寒べら

へらぶな釣りデビューが昨年の震災後だったから、春、夏、秋と、ふな釣りの四季を順ぐりに経験してきた。
さて、厳寒のシーズン。ふな釣りの四季にあって、もっとも味わい深い長竿による寒べら(かんべら)釣りの季節である。
春先は9尺(1尺は30cm)の竿から始めて、11尺、13尺、15尺と次第に長い竿を振れるように修練してきたが、この季節、長竿の入門である18尺を振る。
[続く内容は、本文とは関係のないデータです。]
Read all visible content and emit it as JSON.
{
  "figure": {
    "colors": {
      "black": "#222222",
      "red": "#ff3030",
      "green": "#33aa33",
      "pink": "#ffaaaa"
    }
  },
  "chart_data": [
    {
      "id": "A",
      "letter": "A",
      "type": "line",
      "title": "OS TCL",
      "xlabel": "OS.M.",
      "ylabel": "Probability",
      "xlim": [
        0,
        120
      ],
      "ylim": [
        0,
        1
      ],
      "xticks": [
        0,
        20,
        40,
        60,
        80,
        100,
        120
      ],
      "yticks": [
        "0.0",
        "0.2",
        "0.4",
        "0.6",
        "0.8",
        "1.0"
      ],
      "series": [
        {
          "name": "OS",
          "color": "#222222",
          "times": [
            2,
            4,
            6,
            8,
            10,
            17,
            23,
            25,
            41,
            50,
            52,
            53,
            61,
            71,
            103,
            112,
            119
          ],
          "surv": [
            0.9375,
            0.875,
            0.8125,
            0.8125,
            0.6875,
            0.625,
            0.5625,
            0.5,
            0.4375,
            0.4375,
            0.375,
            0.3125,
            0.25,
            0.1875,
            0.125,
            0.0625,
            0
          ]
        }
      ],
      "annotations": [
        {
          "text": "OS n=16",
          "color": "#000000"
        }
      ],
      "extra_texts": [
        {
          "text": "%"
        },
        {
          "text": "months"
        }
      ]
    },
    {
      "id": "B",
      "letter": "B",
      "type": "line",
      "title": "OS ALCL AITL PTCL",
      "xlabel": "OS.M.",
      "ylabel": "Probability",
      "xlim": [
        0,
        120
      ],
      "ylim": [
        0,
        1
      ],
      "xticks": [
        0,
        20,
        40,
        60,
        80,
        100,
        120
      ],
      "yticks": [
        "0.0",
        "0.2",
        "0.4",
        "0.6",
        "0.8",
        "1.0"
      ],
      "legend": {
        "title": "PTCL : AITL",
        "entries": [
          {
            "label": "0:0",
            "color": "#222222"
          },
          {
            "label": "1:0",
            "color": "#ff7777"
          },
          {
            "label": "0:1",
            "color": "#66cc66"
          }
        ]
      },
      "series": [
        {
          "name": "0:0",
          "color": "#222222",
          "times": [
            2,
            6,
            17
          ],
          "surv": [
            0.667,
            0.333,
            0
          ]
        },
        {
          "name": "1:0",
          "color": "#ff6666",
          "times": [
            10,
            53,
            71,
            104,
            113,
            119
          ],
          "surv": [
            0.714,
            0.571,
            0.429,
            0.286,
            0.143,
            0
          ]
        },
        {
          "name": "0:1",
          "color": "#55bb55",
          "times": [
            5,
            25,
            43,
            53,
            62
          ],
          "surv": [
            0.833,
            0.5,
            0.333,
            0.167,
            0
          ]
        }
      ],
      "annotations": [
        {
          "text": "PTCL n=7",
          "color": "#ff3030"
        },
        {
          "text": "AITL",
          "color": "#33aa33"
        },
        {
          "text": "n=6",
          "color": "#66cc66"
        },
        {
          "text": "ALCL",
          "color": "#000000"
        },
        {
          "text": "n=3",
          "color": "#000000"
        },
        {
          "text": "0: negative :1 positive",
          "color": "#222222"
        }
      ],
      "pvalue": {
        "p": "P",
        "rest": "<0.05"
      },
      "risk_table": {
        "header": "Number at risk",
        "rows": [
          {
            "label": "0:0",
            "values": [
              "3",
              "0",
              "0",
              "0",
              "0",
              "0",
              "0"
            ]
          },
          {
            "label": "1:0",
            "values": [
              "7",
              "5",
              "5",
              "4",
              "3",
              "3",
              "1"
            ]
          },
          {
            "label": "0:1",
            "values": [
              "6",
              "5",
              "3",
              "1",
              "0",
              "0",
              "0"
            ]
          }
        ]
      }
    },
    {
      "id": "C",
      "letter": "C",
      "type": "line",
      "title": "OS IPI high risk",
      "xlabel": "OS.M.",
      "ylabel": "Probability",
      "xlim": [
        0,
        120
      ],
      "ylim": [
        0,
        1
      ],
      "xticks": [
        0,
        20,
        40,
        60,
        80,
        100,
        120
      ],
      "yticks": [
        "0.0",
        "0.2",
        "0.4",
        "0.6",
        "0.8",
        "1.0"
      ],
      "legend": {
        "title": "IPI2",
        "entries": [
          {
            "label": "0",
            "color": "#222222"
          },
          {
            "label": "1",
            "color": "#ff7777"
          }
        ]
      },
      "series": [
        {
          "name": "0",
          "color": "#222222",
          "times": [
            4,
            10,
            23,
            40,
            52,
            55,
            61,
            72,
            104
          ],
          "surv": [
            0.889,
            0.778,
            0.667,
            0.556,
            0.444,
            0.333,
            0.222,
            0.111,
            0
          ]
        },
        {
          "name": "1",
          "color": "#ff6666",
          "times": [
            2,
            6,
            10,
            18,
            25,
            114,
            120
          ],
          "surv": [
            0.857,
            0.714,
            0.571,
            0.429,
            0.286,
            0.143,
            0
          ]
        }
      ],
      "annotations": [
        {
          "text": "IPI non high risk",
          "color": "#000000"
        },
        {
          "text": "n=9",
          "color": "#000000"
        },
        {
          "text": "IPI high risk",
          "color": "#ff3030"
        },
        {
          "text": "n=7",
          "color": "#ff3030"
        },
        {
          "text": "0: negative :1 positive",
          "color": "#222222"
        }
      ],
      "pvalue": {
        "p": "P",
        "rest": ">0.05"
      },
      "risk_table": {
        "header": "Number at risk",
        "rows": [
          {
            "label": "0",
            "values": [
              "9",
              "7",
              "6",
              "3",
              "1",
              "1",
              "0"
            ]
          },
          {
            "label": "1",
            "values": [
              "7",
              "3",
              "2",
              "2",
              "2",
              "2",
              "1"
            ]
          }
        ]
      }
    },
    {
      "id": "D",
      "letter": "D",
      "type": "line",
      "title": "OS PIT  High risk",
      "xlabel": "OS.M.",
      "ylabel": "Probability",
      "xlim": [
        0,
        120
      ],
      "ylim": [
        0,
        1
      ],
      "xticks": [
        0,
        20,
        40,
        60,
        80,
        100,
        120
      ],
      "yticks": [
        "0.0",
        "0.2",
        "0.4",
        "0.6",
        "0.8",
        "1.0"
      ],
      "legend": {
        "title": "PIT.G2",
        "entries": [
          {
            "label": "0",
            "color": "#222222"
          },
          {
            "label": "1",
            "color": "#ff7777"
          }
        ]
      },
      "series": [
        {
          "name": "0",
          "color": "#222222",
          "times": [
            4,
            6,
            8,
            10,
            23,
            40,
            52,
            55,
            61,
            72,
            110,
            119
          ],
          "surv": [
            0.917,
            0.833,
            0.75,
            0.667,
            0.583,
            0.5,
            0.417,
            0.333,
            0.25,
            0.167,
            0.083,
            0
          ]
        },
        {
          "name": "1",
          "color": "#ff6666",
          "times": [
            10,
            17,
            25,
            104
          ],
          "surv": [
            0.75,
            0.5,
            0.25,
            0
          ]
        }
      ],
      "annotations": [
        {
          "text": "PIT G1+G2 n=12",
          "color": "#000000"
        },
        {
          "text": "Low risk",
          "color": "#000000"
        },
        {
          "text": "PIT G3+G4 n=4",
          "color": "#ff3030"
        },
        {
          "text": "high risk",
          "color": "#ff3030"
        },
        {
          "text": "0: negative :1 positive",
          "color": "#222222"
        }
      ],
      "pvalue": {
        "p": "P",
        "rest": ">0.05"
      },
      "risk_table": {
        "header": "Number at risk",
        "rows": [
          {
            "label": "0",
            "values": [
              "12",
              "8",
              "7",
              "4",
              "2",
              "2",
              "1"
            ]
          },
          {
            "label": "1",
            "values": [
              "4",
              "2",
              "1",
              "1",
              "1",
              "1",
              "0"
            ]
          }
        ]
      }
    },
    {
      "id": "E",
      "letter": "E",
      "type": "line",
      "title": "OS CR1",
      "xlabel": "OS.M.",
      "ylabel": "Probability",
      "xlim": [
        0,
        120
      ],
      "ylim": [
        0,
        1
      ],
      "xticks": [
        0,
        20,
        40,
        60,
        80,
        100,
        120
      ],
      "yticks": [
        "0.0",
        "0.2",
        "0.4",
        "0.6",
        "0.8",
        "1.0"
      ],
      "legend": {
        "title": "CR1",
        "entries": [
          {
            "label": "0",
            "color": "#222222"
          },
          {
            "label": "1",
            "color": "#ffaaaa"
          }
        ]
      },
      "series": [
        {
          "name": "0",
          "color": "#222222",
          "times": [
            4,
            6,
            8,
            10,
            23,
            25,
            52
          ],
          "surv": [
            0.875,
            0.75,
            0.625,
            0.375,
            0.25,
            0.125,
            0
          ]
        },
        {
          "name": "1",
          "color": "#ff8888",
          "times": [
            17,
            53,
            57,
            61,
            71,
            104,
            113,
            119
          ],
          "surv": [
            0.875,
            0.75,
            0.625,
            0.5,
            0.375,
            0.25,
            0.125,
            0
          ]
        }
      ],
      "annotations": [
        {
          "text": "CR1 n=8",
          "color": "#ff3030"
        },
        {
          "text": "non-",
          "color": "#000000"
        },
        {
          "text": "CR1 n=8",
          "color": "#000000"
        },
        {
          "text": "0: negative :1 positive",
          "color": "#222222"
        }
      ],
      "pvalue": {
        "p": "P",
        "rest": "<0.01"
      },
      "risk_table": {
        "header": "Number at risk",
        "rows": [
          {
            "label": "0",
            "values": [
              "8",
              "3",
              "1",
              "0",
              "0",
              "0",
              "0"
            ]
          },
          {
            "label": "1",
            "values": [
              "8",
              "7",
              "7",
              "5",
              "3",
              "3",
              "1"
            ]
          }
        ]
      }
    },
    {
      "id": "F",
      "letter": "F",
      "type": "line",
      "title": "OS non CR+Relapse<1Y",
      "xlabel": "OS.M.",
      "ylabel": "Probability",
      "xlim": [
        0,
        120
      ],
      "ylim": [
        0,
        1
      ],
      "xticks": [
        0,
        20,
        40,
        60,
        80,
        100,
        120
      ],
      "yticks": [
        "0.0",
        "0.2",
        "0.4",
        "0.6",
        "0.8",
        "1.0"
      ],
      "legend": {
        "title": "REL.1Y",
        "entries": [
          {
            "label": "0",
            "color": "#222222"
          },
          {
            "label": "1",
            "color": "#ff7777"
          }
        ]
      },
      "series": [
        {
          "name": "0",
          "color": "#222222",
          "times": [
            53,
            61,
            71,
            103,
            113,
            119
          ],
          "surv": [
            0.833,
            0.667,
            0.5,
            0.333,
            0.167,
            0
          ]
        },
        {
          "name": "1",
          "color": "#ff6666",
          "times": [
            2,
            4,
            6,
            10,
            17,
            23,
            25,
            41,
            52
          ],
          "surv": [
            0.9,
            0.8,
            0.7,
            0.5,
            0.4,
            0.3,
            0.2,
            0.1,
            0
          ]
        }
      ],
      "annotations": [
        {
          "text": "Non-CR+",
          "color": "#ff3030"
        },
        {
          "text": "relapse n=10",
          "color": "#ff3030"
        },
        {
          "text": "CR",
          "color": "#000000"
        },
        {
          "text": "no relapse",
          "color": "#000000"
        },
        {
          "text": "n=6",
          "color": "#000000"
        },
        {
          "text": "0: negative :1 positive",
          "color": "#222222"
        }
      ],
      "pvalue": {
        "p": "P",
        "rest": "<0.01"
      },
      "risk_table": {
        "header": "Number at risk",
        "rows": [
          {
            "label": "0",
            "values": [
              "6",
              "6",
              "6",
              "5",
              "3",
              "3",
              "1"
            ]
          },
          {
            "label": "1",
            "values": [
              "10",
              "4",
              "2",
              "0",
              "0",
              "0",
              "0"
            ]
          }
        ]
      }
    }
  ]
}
右にいったり、左にいったり。同じところにエサを打ち込むのが、ほんとうに難しい。15尺まではわりと思いどおりにいくのに、たった90cm長くなっただけで、まったく違う。冬の季節風も難しさに追い打ちをかける。寒べら釣りの熟練は、24尺から30尺を振るというから、神ワザとしか思えない。
ふな釣りをする前は、寒風吹きすさぶなかで釣り糸を垂れているおじさんたちが変人に見えたものだが、いざ自分でやるようになってみると、長竿を振るおじさんたちがまぶしい。
アタリが出るまで待つこと1時間。1日数回しかない貴重なアタリ。しかも、太さ1mmに満たない細い細いウキの目盛りが、ちくっと5mmぐらい沈むだけ。専用の双眼鏡でウキを見つめるへら師もいる。笑い話ではない。
だから釣れたときの喜びは大きい。触れてみると、寒べらの体は氷のように冷たい。しかし釣り師の心は熱いのだ。
来年の冬は21尺、そして、いつか24尺を振ってみたい。